DFA, lower bound on number of states, language with primes and remainders

Question

This is an exercise from old exam on formal languages that I don't know how to solve:

Let $p \ge 5$ be a prime number and $L_p$ be a language of words over $\{0,1\}$ that read in binary from right (i.e. from least significant bit) give a number that gives remainder modulo $p$ from the set $\{1,2, \ldots, \frac{p-1}{2}\}$.

How to show that:

Every DFA recognizing $L_p$ has at least $2p$ states.

?

One fact that I know of and is somehow related (has DFA and primes in the statement) is:

Any DFA recognizing language $\{0^n : n \text{ is not divisible by } p\}$ has at least $p$ states.
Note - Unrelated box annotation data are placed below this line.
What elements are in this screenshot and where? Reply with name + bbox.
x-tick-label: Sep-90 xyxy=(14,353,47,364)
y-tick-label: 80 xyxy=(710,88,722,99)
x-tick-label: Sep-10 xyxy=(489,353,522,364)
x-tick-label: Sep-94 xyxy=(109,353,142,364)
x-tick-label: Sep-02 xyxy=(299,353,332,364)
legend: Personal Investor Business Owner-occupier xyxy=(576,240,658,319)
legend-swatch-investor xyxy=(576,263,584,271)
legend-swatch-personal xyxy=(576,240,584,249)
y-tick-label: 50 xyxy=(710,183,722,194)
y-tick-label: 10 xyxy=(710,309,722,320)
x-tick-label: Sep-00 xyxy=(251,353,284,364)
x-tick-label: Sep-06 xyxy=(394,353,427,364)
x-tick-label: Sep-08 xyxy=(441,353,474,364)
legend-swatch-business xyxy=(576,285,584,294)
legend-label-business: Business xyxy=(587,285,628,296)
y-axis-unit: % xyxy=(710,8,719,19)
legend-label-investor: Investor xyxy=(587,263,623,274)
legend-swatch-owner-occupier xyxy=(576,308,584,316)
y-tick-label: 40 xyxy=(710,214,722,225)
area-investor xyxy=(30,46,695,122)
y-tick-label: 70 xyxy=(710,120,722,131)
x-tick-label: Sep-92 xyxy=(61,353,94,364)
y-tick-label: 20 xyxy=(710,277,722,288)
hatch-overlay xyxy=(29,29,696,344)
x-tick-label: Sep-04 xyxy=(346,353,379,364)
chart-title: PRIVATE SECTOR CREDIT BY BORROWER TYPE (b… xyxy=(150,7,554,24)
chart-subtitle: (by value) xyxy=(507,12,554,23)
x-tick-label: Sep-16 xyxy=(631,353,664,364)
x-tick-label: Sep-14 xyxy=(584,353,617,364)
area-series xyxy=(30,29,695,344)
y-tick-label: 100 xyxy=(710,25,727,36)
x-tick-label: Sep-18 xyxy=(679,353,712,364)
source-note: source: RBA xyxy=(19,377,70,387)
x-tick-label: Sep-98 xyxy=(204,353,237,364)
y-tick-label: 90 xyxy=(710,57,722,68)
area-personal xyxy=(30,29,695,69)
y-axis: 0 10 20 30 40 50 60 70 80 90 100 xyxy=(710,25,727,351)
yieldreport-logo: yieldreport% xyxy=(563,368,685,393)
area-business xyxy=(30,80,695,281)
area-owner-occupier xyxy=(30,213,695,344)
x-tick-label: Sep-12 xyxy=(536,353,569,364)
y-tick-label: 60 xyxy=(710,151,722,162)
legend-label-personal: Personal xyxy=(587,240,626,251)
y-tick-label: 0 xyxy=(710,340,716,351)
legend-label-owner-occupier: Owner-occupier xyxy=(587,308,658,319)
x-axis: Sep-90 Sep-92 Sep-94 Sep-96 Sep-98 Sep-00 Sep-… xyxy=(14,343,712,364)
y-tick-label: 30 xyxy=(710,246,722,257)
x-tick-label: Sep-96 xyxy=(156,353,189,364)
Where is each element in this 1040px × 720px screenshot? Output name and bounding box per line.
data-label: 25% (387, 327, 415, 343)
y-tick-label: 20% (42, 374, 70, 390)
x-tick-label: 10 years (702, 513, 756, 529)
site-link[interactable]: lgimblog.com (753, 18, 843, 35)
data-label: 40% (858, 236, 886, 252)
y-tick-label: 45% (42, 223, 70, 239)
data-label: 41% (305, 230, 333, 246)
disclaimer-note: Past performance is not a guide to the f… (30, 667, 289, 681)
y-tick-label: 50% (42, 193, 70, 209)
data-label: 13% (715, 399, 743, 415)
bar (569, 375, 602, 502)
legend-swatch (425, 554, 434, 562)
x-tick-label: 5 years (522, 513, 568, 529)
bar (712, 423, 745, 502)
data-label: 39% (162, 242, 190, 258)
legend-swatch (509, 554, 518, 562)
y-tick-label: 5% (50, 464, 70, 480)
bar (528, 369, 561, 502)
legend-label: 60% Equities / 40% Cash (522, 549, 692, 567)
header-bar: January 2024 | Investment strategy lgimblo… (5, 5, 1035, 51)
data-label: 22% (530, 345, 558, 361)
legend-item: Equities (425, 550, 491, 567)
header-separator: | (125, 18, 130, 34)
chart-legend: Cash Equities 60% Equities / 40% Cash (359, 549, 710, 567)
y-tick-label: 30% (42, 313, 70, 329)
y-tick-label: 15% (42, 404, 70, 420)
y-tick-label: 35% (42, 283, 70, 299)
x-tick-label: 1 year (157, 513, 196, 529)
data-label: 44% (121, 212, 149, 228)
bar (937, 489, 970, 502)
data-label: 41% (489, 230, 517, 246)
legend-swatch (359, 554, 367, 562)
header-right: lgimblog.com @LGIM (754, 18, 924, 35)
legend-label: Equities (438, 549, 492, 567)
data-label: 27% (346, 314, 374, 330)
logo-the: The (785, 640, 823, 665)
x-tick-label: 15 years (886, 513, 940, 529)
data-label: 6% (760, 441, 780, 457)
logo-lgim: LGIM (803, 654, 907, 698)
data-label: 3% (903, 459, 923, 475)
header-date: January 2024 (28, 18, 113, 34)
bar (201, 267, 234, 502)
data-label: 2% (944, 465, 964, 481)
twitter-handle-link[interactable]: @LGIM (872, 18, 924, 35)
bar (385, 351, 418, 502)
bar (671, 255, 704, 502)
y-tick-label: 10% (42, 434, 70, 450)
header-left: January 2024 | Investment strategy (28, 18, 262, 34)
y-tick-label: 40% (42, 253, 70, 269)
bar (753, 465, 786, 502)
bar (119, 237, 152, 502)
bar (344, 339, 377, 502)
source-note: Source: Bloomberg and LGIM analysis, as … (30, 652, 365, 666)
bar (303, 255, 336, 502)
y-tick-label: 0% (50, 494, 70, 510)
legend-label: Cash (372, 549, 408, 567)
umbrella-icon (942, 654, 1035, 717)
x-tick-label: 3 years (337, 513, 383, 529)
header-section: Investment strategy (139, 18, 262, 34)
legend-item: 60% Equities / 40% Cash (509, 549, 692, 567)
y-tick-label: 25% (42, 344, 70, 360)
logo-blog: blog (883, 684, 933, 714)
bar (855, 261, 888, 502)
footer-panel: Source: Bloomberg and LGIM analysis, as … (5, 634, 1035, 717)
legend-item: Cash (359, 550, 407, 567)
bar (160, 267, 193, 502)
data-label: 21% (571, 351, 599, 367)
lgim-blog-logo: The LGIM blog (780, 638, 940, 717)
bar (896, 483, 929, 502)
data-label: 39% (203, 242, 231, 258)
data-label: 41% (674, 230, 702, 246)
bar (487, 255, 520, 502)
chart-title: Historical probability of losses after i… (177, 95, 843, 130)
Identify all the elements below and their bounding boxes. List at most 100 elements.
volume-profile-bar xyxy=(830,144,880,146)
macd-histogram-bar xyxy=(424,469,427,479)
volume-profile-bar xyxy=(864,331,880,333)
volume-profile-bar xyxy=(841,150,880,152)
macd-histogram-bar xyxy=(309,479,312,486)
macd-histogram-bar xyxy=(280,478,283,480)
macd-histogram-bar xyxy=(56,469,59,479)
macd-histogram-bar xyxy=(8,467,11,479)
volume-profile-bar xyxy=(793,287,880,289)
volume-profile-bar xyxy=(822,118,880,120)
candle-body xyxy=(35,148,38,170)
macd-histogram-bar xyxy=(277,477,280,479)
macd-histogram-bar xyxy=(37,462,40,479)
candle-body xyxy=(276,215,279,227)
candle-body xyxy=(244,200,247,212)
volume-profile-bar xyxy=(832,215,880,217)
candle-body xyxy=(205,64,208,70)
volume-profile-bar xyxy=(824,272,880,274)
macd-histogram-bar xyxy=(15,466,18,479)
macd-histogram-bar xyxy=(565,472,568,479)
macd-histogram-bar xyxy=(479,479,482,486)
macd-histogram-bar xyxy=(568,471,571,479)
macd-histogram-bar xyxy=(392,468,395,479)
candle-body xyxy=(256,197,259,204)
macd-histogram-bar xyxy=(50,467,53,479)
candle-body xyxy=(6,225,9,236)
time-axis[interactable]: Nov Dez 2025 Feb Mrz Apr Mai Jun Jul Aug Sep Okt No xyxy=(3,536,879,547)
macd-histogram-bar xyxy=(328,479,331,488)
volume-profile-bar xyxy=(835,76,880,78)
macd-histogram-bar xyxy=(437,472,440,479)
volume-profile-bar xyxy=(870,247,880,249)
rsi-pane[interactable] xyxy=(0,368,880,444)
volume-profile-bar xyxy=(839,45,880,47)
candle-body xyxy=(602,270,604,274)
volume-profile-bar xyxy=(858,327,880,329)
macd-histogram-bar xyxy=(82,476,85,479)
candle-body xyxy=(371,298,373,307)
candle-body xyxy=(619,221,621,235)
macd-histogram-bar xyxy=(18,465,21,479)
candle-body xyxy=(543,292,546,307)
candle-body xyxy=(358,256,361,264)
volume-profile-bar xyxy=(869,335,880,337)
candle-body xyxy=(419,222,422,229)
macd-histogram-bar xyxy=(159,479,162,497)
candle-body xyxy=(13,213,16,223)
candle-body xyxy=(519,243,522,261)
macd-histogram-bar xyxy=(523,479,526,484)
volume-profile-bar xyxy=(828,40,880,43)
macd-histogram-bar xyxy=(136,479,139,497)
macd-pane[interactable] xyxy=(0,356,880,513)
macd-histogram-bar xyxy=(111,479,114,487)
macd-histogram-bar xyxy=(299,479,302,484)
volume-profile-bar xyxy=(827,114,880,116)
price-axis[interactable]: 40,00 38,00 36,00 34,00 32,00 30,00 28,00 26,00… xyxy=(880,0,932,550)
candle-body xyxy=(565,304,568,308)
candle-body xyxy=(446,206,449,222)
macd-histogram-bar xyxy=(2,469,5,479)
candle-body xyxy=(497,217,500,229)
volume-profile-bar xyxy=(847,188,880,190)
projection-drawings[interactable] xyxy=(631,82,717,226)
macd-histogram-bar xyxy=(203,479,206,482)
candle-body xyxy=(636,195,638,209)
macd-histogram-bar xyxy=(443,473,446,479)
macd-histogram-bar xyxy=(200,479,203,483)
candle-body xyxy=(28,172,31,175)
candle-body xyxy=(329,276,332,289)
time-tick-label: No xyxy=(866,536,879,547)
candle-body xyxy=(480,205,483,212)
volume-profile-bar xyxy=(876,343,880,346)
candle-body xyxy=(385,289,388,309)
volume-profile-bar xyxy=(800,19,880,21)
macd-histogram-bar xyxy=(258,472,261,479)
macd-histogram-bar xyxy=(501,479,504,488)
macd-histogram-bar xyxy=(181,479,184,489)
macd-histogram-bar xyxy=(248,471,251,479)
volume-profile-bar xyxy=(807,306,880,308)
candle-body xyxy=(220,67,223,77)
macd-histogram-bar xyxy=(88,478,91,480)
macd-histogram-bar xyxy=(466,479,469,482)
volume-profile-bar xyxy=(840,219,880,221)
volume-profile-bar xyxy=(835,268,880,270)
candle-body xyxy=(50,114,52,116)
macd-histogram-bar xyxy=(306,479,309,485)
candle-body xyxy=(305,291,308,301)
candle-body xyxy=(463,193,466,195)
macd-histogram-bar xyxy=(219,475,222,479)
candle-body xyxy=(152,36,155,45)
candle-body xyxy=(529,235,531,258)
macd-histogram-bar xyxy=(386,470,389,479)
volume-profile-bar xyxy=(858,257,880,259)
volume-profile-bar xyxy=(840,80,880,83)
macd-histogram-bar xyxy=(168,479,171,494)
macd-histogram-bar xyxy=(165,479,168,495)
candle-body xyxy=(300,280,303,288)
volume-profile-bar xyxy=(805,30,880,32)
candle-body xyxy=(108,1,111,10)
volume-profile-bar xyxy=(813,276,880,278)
This can be seen by observing that the language is infinite, hence any DFA must have a reachable cycle, from which some accepting state is reachable. And if that cycle had less than $p$ states, then because any number smaller than $p$ is coprime with $p$, we could loop sufficiently many times in that cycle and arrive at the aforementioned accepted state with a word $0^{kp}$ for some natural $k$ - a contradiction.

Maybe it's possible to use this fact, or alter this proof somehow to make it fit for the theorem with $L_p$?

--EDIT

I'm trying to solve it by Myhill-Nerode theorem, as Yuval Filmus suggested.
So, the goal is to find $2p$ words $w_1, \ldots, w_{2p}$ that will be pairwise distinguishable. I don't have a good intuition here but let's define $w_i$ to be $rev(bin(i))$ for $i = 1, \ldots, 2p$ ($bin(a)$ gives a binary representation of number $a$, and $rev(w)$ reverses the word $w$). Let's take any $i \neq j$ that both belong to $L_p$, or both don't. Now the task becomes a bit number-theoretic -- adding a common suffix $x$ to these words changes their values such that $val(w_ix) = val(w_i) + 2^{length(w_i)-1}val(x)$ (and similarly for $j$), where $val(\cdot)$ gives value of binary string reading from LSB (so e.g. $val(01) = 2$).
Now the question is: can we always find an appropriate $x$ that makes one of $w_ix, w_jx$ belong to $L_p$, and the other not? I don't know the answer to this question. Maybe I should use the fact, that $2$ is a multiplicative generator modulo $p$?

Answer 1

For a binary string $x$, let $N(x)$ be the value of the number when read LSB first. Then $N(xy) = N(x) + 2^{|x|} N(y)$.

Now consider any $P \subseteq \mathbb{Z}_p$. For any $x$, $N(xy) \bmod p \in P$ iff $N(x) + 2^{|x|} N(y) \bmod p \in P$. This condition depends only on $N(x) \bmod p$ and $2^{|x|} \bmod p$, i.e. on $N(x) \bmod p$ and $|x| \bmod \operatorname{ord}_p(2)$ (here $\operatorname{ord}_p(2)$ is the smallest exponent such that $2^o \equiv 1 \pmod{p}$).

As $x$ goes over all binary strings, $(N(x) \bmod{p}, |x| \bmod\operatorname{ord}_p(2))$ goes over all possible $p \cdot \operatorname{ord}_p(2)$ values. One way to see this is to take zero paddings of strings representing $0,\ldots,p-1$.

Let us now consider the particular $P$ stated in the question. Since $p \geq 5$, $2^2 \not\equiv 1 \pmod{p}$, and so to prove the claim, it suffices to show that the equivalence classes $\{(a,1),(a,2) : a \in \mathbb{Z}_p\}$ are all different.

Consider any two equivalence classes $(a_1,b_1),(a_2,b_2)$. If exactly one of $a_1,a_2$ is in $P$, then there is nothing to do. Suppose first that $a_1,a_2 \in \{1,\ldots,\frac{p-1}{2}\}$. If $b_1 = b_2$ then $a_1 \neq a_2$. Without loss of generality, $a_1 < a_2$. Therefore we can find $n$ such that $a_1 + nb_1 = \frac{p-1}{2}$ while $a_2 + nb_2 \notin P$. If $b_1 = 1$ and $b_2 = 2$ then there is a range of $\frac{p-1}{2}$ consecutive values of $n$ such that $a_1 + nb_1$ goes over all of $1,\ldots,\frac{p-1}{2}$. For the same values of $n$, the expression $a_2 + nb_2$ goes over $\frac{p-1}{2}$ values in jumps of $2$; it is not hard to check that not all of them can belong to $P$.

We leave the case $a_1,a_2 \notin P$ to the reader.